Por Guadalupe Juárez
Rocío Limón Maldonado madre de Paulina Camargo y Gilberto Barrón Cabrera del Colectivo con Amor y Esperanza en Huachinango consideraron que incluir a las madres y familias buscadoras en la arenga del 15 de septiembre es una forma de reconocer su trabajo.
Durante un conversatorio en la Ibero Puebla, la fundadora del Colectivo Paulina Camargo opinó que no tiene problema con el mensaje del gobernador Alejandro Armenta Mier e invitó a la ciudadanía a unírseles en su búsqueda.
“Sí qué vivan las madres buscadoras, sí qué vivan las familias que buscan a sus seres amados y que nos partimos la vida”, dijo.
Limón Maldonado agregó que hay que reconocerlas, pero no con el objetivo de que sigan con este trabajo de por vida, sino para que haya eficacia por parte de las autoridades.
Por su parte, Barrón Cabrera que busca a su hijo Gerzahín Barrón, opinó que por años los colectivos pidieron que un gobernador los escuchara, por lo que al llegar Armenta Mier les abrió la posibilidad de expresarles sus inquietudes, por tanto, no compartió la idea de calificarlo de manera negativa.
“El hecho de que el gobernador esté atento a los procesos de investigación, al trabajo entre todas las dependencias y entre ellas coordinado, hace que tengamos una visión totalmente diferente a la que pudieran decir que fue una expresión oportunista o darle realce a su carácter de gobernador”, dijo.
Hay que recordar que el Colectivo La Voz de los Desaparecidos en Puebla descalificó la arenga al señalar que buscó capitalizar su lucha, por lo que pidió diversos compromisos de la administración estatal como un informe detallado de cada carpeta de investigación, cumplir con los protocolos de búsqueda y garantizar la seguridad para sus búsquedas en campo.
Encuentran a tres de cuatro mujeres desaparecidas al día
Limón Maldonado compartió que al formar parte del Comité del Protocolo Alba, a diario llegan hasta cinco fichas de búsqueda de mujeres de varias edades, tres son localizadas en promedio y de dos se desconoce su paradero.
La activista compartió la historia de su hija y cómo a más de 11 años de su desaparición y con una condena contra el responsable de ello, José María, cree que tiene pocas posibilidades de hallar sus restos.
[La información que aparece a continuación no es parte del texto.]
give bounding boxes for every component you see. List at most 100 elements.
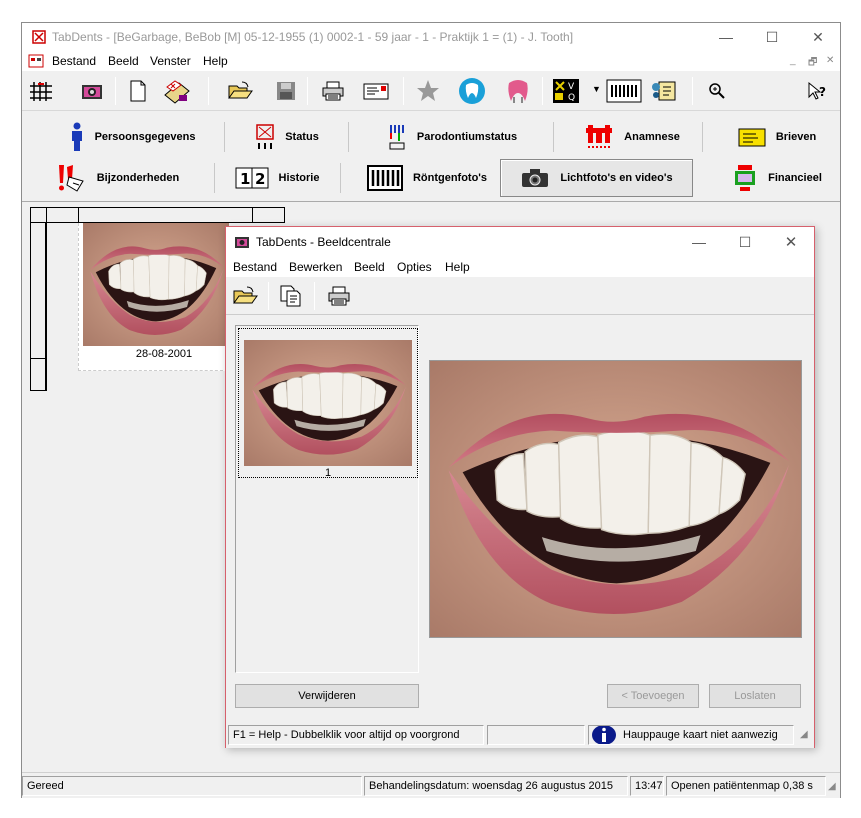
tab-anamnese[interactable]: Anamnese (567, 117, 697, 157)
dialog-menu-bestand[interactable]: Bestand (233, 260, 277, 274)
tab-financieel[interactable]: Financieel (722, 158, 832, 198)
mdi-restore-button[interactable]: 🗗 (808, 55, 817, 72)
grid-row-header (30, 223, 46, 391)
dialog-menu-bewerken[interactable]: Bewerken (289, 260, 342, 274)
info-icon (592, 726, 616, 744)
add-button[interactable]: < Toevoegen (607, 684, 699, 708)
person-icon (71, 122, 82, 151)
history-icon: 12 (235, 167, 269, 189)
mdi-minimize-button[interactable]: _ (790, 55, 796, 66)
dialog-menu-beeld[interactable]: Beeld (354, 260, 385, 274)
status-icon (256, 124, 274, 149)
vq-icon[interactable]: VQ (551, 76, 581, 106)
main-toolbar: VQ ▼ ? (22, 71, 840, 111)
cash-register-icon (735, 165, 756, 191)
dialog-status-capture: Hauppauge kaart niet aanwezig (588, 725, 794, 745)
dialog-print-icon[interactable] (324, 281, 354, 311)
dialog-maximize-button[interactable]: ☐ (722, 227, 768, 257)
tab-status[interactable]: Status (232, 117, 342, 157)
tab-label: Röntgenfoto's (412, 172, 488, 184)
star-icon[interactable] (413, 76, 443, 106)
minimize-button[interactable]: — (703, 23, 749, 51)
status-info: Openen patiëntenmap 0,38 s (666, 776, 826, 796)
save-icon[interactable] (271, 76, 301, 106)
tab-label: Financieel (768, 172, 822, 184)
anamnese-icon (586, 125, 613, 148)
tab-bijzonderheden[interactable]: Bijzonderheden (42, 158, 192, 198)
menu-bar: Bestand Beeld Venster Help _ 🗗 ✕ (22, 51, 840, 71)
perio-icon (389, 125, 405, 150)
svg-text:2: 2 (255, 170, 265, 188)
module-tabs: Persoonsgegevens Status Parodontiumstatu… (22, 112, 840, 202)
grid-icon[interactable] (26, 76, 56, 106)
delete-button[interactable]: Verwijderen (235, 684, 419, 708)
status-time: 13:47 (630, 776, 664, 796)
dialog-menu-help[interactable]: Help (445, 260, 470, 274)
tooth-pink-icon[interactable] (503, 76, 533, 106)
dialog-resize-grip-icon[interactable]: ◢ (800, 729, 808, 740)
notes-icon[interactable] (649, 76, 679, 106)
copy-icon[interactable] (276, 281, 306, 311)
grid-header (30, 207, 284, 223)
tab-label: Parodontiumstatus (416, 131, 518, 143)
tab-label: Lichtfoto's en video's (560, 172, 673, 184)
mdi-close-button[interactable]: ✕ (826, 55, 834, 66)
dialog-status-bar: F1 = Help - Dubbelklik voor altijd op vo… (226, 723, 814, 748)
dialog-title: TabDents - Beeldcentrale (256, 235, 391, 249)
xray-icon[interactable] (604, 76, 644, 106)
help-pointer-icon[interactable]: ? (802, 76, 832, 106)
new-document-icon[interactable] (123, 76, 153, 106)
letter-icon[interactable] (361, 76, 391, 106)
menu-beeld[interactable]: Beeld (108, 54, 139, 68)
xray-tab-icon (366, 165, 403, 191)
dialog-title-bar[interactable]: TabDents - Beeldcentrale — ☐ ✕ (226, 227, 814, 257)
tab-label: Historie (278, 172, 320, 184)
tab-parodontiumstatus[interactable]: Parodontiumstatus (357, 117, 547, 157)
dialog-menu-opties[interactable]: Opties (397, 260, 432, 274)
svg-text:1: 1 (240, 170, 250, 188)
patient-card-icon[interactable] (161, 76, 191, 106)
tab-label: Anamnese (624, 131, 680, 143)
zoom-icon[interactable] (702, 76, 732, 106)
camera-icon[interactable] (77, 76, 107, 106)
tabdents-app-icon (32, 30, 46, 44)
dialog-minimize-button[interactable]: — (676, 227, 722, 257)
image-preview[interactable] (429, 360, 802, 638)
status-bar: Gereed Behandelingsdatum: woensdag 26 au… (22, 772, 840, 798)
thumbnail-mouth-photo (244, 340, 412, 466)
tab-brieven[interactable]: Brieven (722, 117, 832, 157)
open-folder-icon[interactable] (225, 76, 255, 106)
photo-date: 28-08-2001 (135, 348, 193, 360)
menu-bestand[interactable]: Bestand (52, 54, 96, 68)
dialog-open-folder-icon[interactable] (230, 281, 260, 311)
print-icon[interactable] (318, 76, 348, 106)
photo-cell[interactable]: 28-08-2001 (78, 223, 228, 371)
tab-label: Bijzonderheden (96, 172, 180, 184)
mdi-child-icon[interactable] (28, 54, 44, 68)
thumbnail-list[interactable]: 1 (235, 325, 419, 673)
close-button[interactable]: ✕ (795, 23, 841, 51)
letter-tab-icon (738, 128, 766, 147)
menu-help[interactable]: Help (203, 54, 228, 68)
resize-grip-icon[interactable]: ◢ (828, 781, 836, 792)
tab-rontgenfotos[interactable]: Röntgenfoto's (347, 158, 507, 198)
photo-camera-icon (522, 169, 549, 187)
maximize-button[interactable]: ☐ (749, 23, 795, 51)
release-button[interactable]: Loslaten (709, 684, 801, 708)
dialog-toolbar (226, 277, 814, 315)
tab-persoonsgegevens[interactable]: Persoonsgegevens (42, 117, 222, 157)
tab-label: Brieven (775, 131, 817, 143)
svg-text:V: V (568, 82, 575, 92)
menu-venster[interactable]: Venster (150, 54, 191, 68)
title-bar[interactable]: TabDents - [BeGarbage, BeBob [M] 05-12-1… (22, 23, 840, 51)
tab-label: Status (285, 131, 319, 143)
dialog-menu-bar: Bestand Bewerken Beeld Opties Help (226, 257, 814, 277)
tab-lichtfotos-en-videos[interactable]: Lichtfoto's en video's (500, 159, 693, 197)
dropdown-arrow-icon[interactable]: ▼ (592, 84, 601, 94)
dialog-close-button[interactable]: ✕ (768, 227, 814, 257)
thumbnail-label: 1 (324, 467, 332, 479)
beeldcentrale-dialog: TabDents - Beeldcentrale — ☐ ✕ Bestand B… (225, 226, 815, 748)
thumbnail-item[interactable]: 1 (238, 328, 418, 479)
tooth-blue-icon[interactable] (457, 76, 487, 106)
tab-historie[interactable]: 12 Historie (222, 158, 332, 198)
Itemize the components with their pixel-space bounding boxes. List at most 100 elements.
Exhibió que las primeras búsquedas que realizaron las autoridades estuvieron llenas de errores que ahora ya no se pueden corregir para dar con el paradero de Paulina.
En sus acompañamientos a otras víctimas, dijo que tardó en un caso hasta 1 año en revisar en el Semefo las fotografías de los cuerpos que llegaban para encontrar el cuerpo de un joven, por lo que acusó que al ser sólo cuatros agentes de investigación los que se encuentran en la fiscalía especializada en desapariciones el trabajo supera su capacidad operativa.
Célula en Huauchinango rinde frutos
Por su parte, el integrante del colectivo con Amor y Esperanza en Huachinango compartió que la célula municipal de Huauchinango logran encontrar hasta el 70 por ciento de las personas desaparecidas en los años recientes a pesar que sólo cuentan con un ministerio público y dos agentes investigadores.
Sin embargo, lamentó que las cifras no sean positivas en el caso de las desapariciones de larga data, como el caso de su hijo, cuya denuncia la tuvo que hacer de manera virtual ante la falta de autoridades que la tomaran en su demarcación.